Tanto me gustaba el fútbol en aquellos años tempranos que me escapaba del colegio, usaba el transporte público y me dirigía al club de fútbol donde se entrenaba mi equipo favorito. Como lo hacía con bastante frecuencia, ciertos jugadores y el entrenador del plantel ya me conocían y me decían apodos cariñosos. Sentado al borde de la cancha, yo tomaba apuntes en un cuaderno del colegio y soñaba con ser entrenador. En realidad, soñaba con ser futbolista, pero cuando los jugadores profesionales me decían para sumarme a las prácticas y disparar unos tiros al arco, yo le pegaba a la pelota con todas mis fuerzas y me salía un tiro suave, blando, inofensivo, una masita dulce que llegaba sin peligro alguno a las manos del arquero. En aquellos entrenamientos comprendí que yo no era suficientemente fuerte ni viril para ser un futbolista de primera, porque carecía de potencia, de fuelle, de violencia física, de aspereza en los pies para triunfar entre los mayores, y entonces me resigné a ser entrenador o, casi mejor, periodista deportivo.
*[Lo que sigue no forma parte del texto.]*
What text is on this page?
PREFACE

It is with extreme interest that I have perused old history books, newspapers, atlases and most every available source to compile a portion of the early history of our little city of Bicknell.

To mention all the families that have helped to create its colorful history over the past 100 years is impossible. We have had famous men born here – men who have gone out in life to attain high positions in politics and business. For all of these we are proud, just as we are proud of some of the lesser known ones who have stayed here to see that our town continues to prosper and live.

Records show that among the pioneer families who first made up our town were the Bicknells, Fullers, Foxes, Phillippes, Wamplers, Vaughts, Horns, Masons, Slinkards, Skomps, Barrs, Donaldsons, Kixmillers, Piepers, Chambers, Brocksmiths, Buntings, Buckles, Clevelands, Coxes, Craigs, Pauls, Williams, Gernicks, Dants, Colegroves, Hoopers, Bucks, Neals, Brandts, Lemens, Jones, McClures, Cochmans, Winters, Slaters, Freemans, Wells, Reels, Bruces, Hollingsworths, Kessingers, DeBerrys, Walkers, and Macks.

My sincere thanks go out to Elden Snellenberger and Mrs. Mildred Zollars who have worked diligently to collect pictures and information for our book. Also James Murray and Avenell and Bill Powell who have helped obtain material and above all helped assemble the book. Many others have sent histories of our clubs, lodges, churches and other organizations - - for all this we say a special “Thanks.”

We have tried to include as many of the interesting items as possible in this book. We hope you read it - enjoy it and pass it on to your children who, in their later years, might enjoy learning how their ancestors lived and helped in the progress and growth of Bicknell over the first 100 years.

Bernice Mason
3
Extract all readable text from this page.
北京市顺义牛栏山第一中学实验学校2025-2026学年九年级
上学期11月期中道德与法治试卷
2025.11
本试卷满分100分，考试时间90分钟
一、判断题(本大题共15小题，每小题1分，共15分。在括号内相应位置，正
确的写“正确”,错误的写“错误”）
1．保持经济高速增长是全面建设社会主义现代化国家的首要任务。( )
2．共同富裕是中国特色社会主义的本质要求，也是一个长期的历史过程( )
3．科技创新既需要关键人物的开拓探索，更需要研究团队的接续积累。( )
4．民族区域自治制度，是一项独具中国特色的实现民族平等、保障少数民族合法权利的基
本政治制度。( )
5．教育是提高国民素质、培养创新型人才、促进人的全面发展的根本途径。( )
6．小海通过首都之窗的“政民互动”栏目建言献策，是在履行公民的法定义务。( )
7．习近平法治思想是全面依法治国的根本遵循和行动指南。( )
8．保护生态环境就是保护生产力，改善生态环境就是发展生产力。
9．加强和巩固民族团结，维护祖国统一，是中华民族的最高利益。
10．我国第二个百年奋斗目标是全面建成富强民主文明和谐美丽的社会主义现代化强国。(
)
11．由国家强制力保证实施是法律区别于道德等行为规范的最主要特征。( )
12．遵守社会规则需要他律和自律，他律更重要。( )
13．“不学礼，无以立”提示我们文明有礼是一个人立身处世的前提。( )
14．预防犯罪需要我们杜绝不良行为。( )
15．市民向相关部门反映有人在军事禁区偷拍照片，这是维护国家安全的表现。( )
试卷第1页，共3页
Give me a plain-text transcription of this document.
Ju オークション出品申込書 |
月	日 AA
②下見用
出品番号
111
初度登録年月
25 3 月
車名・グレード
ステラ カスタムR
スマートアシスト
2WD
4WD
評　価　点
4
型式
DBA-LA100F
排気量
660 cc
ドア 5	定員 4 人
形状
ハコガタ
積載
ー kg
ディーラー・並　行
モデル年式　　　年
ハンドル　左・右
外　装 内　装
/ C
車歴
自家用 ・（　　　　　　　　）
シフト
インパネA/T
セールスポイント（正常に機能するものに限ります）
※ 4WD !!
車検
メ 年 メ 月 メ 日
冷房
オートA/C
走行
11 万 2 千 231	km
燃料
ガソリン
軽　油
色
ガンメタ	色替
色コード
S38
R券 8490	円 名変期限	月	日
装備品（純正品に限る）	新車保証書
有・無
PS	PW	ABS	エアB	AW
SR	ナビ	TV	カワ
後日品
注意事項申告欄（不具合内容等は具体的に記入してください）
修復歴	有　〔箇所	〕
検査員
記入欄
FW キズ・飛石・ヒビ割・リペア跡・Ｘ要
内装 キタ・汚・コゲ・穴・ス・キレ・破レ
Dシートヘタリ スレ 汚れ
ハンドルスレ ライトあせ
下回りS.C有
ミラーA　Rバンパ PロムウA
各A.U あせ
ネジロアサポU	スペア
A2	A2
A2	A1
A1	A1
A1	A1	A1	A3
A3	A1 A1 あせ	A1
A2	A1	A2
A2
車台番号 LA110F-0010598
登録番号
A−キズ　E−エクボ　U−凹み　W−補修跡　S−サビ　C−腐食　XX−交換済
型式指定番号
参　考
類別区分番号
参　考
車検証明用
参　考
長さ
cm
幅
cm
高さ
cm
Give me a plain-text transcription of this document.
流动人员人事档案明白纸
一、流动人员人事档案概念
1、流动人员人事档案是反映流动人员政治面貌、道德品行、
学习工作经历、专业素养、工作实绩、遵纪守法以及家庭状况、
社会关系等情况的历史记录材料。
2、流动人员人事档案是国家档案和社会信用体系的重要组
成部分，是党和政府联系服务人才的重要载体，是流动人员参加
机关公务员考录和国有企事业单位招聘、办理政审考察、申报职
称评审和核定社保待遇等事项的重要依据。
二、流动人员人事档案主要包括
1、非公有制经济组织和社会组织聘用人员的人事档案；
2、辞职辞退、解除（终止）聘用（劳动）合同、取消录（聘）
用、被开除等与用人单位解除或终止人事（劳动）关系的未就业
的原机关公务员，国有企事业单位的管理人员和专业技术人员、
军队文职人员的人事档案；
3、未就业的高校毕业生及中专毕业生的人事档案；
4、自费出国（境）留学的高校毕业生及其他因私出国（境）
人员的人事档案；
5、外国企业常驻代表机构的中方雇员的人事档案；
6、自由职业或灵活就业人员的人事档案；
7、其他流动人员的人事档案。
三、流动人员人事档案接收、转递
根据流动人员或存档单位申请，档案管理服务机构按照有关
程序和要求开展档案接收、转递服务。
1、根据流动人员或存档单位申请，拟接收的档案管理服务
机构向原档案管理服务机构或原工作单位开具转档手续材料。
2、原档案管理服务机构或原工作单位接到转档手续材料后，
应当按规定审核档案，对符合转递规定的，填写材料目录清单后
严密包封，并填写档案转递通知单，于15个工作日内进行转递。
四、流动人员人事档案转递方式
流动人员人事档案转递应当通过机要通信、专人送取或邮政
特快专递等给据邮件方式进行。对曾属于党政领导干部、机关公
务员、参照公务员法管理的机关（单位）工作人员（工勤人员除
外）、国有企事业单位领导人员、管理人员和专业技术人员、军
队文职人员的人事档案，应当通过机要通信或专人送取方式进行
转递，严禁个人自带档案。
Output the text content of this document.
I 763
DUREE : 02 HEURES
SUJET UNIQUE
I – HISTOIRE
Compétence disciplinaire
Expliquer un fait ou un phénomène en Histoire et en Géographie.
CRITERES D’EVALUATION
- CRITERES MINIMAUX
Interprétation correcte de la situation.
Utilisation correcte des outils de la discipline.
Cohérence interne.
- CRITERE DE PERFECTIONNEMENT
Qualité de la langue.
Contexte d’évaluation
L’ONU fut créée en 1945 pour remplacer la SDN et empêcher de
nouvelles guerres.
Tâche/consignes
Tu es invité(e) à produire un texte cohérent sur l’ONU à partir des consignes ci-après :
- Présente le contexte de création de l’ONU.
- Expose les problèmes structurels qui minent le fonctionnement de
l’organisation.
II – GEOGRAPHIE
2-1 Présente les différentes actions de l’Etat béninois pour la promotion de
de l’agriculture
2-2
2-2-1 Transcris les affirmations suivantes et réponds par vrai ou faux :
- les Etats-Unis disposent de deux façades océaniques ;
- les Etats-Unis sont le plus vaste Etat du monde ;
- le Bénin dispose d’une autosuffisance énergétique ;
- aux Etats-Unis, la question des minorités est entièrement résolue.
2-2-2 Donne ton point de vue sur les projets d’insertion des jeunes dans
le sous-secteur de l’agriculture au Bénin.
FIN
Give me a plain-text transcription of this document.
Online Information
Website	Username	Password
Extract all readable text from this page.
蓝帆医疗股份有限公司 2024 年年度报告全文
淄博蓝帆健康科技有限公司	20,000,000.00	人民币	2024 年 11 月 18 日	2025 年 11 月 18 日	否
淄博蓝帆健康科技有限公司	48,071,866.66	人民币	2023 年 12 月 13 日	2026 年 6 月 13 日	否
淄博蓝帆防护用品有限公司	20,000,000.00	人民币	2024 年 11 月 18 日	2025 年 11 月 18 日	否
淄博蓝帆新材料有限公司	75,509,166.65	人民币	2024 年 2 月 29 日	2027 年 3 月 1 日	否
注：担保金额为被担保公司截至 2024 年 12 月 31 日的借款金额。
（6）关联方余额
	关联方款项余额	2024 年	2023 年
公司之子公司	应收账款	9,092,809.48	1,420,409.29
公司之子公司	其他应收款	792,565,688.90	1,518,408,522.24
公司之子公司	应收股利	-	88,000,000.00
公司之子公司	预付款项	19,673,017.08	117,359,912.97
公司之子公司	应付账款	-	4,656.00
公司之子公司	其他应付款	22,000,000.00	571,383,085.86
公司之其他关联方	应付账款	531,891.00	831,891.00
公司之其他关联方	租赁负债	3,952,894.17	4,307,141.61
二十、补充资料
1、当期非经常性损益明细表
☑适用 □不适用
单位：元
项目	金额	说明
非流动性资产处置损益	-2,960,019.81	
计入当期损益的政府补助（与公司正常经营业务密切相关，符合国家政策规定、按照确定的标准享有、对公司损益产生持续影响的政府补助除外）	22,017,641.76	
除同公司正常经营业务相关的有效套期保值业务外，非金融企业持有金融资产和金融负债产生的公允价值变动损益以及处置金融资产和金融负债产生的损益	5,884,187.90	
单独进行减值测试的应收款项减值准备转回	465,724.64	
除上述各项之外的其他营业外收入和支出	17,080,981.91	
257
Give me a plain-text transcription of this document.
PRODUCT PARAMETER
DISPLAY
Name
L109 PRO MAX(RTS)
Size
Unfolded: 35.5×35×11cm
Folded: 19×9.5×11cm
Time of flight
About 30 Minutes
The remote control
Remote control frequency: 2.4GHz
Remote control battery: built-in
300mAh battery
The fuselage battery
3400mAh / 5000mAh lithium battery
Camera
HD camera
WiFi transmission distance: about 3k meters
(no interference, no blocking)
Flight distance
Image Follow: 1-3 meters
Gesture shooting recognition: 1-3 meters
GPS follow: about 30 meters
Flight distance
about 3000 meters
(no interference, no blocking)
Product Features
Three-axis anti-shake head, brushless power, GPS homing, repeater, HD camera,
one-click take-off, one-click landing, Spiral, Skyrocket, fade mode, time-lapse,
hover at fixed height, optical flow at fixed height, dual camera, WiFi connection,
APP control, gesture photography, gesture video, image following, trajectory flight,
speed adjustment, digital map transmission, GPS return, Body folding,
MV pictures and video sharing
La verdad es que yo no quería terminar el colegio ni pasar por la universidad. Yo quería ganarme la vida viendo fútbol, narrando fútbol, comentando fútbol, escribiendo sobre fútbol. Me parecía la mejor de todas las vidas posibles: viajar por el mundo viendo grandes partidos desde una cabina, relatándolos, comentándolos. Aunque, en secreto, a veces me decía a mí mismo que algún día sería el entrenador de mi club favorito, de aquellos muchachos a los que veía practicar ciertas mañanas, en lugar de quedarme mansamente en el colegio, memorizando cosas inútiles.

En aquellos años, mi memoria era poderosa. Me sabía las alineaciones de todos los equipos de fútbol de mi país. Me sabía los suplentes y los árbitros y los entrenadores. También me sabía los nombres de los presidentes de todos los países importantes, los nombres de los escritores famosos y sus obras memorables, los nombres de los actores y las actrices y sus mejores películas. Era una máquina para memorizar nombres de guerras y batallas, de imperios y emperadores, de ríos y volcanes, de conquistadores y pontífices. Como sabía que mi memoria era robusta, solía alardear de ella y cuando leía una novela memorizaba un párrafo entero y luego se lo decía a una chica para impresionarla.

Pero ahora mi memoria también se cae, se mancha, se rompe, y en sus pasillos deshabitados se escucha, como un eco incesante, el ruido de las cosas al caer. Me ocurre entonces que estoy viendo un partido de fútbol en la televisión y quiero insultar a un jugador y ya no recuerdo su nombre y quedo hundido en una laguna, de pronto pasmado, alelado, y tengo que ir a la tableta electrónica para averiguar lo que mi cabeza ya no recuerda. Y entonces me olvido de los nombres de los escritores, de sus obras, como me olvido de los nombres de los actores y las actrices y las grandes películas, como me olvido de los nombres de ciertos políticos. El otro día quería recordar los nombres de mis primeras suegras y solo atinaba a recordar sus apellidos, pero no sus nombres, qué bochorno tener que recurrir a los árboles genealógicos sembrados en internet para reencontrarme con ellas, con unos nombres que me habían abandonado.

A todo eso me he reducido entonces, en vísperas de cumplir sesenta años: a ser un hombre al que se le caen las cosas y no puede agacharse a recogerlas, un hombre que se ha olvidado de correr y a duras penas se atreve a salir a caminar, un hombre que ya no podría jugar un partido de fútbol y no se sabe de memoria la alineación de ningún equipo, un hombre caído, un hombre roto, un hombre manchado, un hombre que todo lo olvida y pronto será olvidado.